Likewise, despite the input of checks at several stages for monitoring of results, the testing tool doesn’t produce a well-defined documentation coupled with little stability issues. 

For Testcomplete, one would consider this for a professional who has all it takes financially and skillfully to run tests on the tool. If not, several issues may be encountered on the way. 

Key Features

  • Used for building automated UI testing. 
  • It supports data driven testing
  • It generated automated test reporting
  • There is free training
  • It also suppose keyword driver testing


  • It does not support tests for CEF applications in remote environments. 
  • Its support is only for standard web controls alone. There is no support for third-part web control such as jQuery UI, DevExpress, etc.
  • Using OCR to read text in web objects is only supported in desktop applications. 
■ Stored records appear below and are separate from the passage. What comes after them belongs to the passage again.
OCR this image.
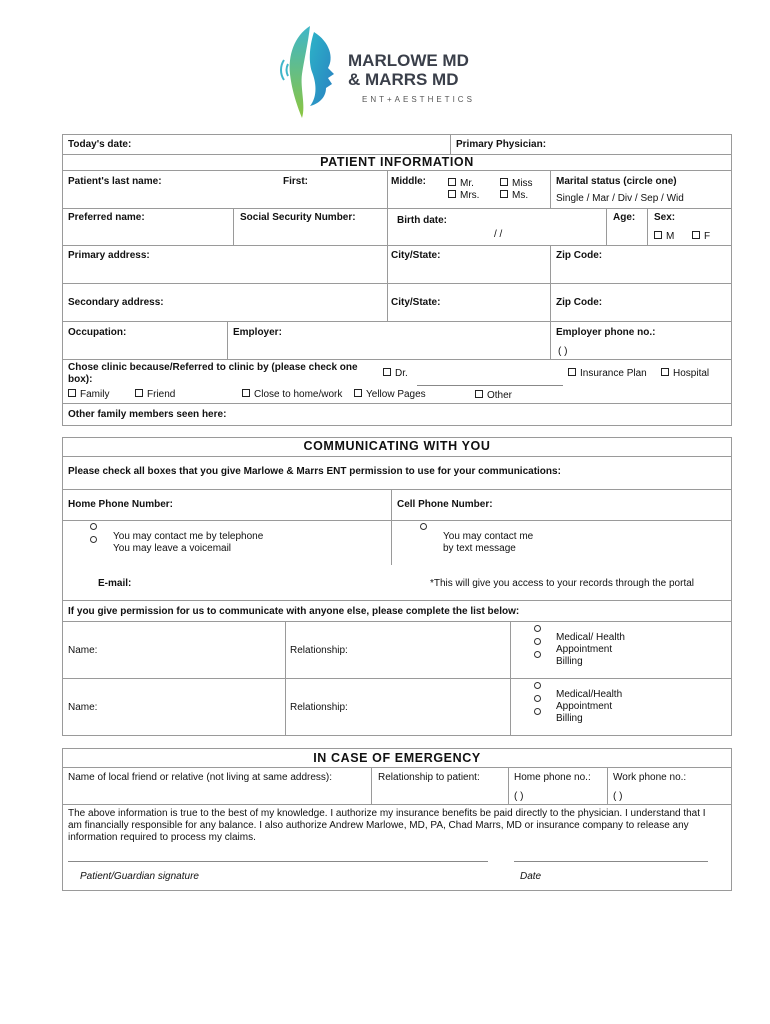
MARLOWE MD
& MARRS MD
ENT+AESTHETICS
Today's date:	Primary Physician:
PATIENT INFORMATION
Patient's last name:	First:	Middle:	Mr.
Mrs.
Miss
Ms.
Marital status (circle one)
Single / Mar / Div / Sep / Wid
Preferred name:	Social Security Number:	Birth date:
/ /
Age: Sex:
M	F
Primary address:	City/State:	Zip Code:
Secondary address:	City/State:	Zip Code:
Occupation:	Employer:	Employer phone no.:
( )
Chose clinic because/Referred to clinic by (please check one
box):
Dr.	Insurance Plan	Hospital
Family	Friend	Close to home/work	Yellow Pages	Other
Other family members seen here:
COMMUNICATING WITH YOU
Please check all boxes that you give Marlowe & Marrs ENT permission to use for your communications:
Home Phone Number:	Cell Phone Number:
You may contact me by telephone
You may leave a voicemail
You may contact me
by text message
E-mail:	*This will give you access to your records through the portal
If you give permission for us to communicate with anyone else, please complete the list below:
Name:	Relationship:
Medical/ Health
Appointment
Billing
Name:	Relationship:
Medical/Health
Appointment
Billing
IN CASE OF EMERGENCY
Name of local friend or relative (not living at same address):	Relationship to patient:	Home phone no.: Work phone no.:
( )	( )
The above information is true to the best of my knowledge. I authorize my insurance benefits be paid directly to the physician. I understand that I am financially responsible for any balance. I also authorize Andrew Marlowe, MD, PA, Chad Marrs, MD or insurance company to release any information required to process my claims.
Patient/Guardian signature	Date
There is a 30-day free trial afterwards, it comes at a cost. TestComplete base cost 5,428 euros while the pro costs 8,424 euros. 

  1. Katalon Studio

Talks about an easy testing tool that most QA testers love, it is Katalon. This automated testing tool is designed with existing samples on test reports, objects, cases, suites, etc and this makes the testing process simple for the users. This testing tool makes use of keywords during the process. Asides from these specific inbuilt keywords, users can also input other keywords related to the project. Generally, the Katalon testing tool is suitable for a beginner who is trying to get familiar with automation testing. 

Unfortunately, there is low usage of this testing tool and this makes it difficult to interact with different users when a problem erupts. However, the system is quite easy to run and operate given the existing samples. 

Key features. 

  • It is easy to use. 
  • It is quick to set up and deploy applications. 
  • It is lightweight and fast. 
  • It supports cross-browser applications. 
  • It has flexible modes. 


  • It supports only Java and Groovy. 
  • It has no support for distributed testing
  • Desktop applications cannot be automated. 

Wrapping up

In this article, we have discussed what automation testing is about and the various automation testing tools. As mentioned earlier, several other factors add up to make successful testing done and these must be known as well. For example, knowing the project requirements is very important because different tools support different platforms. Since you have found the supported platforms in this article, you also have to consider the team to run the project and their programming knowledge. For a beginner team, selecting an advanced testing tool will be difficult to use and may slow down the process since errors are bound to happen. In most cases like these, it is better to select a scriptures tool that can carry out the task effectively as well. 

You also have seen the features, limitations and cost of the various automation testing tools. There would always be a tradeoff when making a pick. Going for a too expensive testing tool will be a detriment to the project working on a strict budget. Moreover, there are less expensive ones that deliver effectively too. 

In the end, these are some of the key considerations to be on the lookout for, when selecting the best automation testing tool for your team.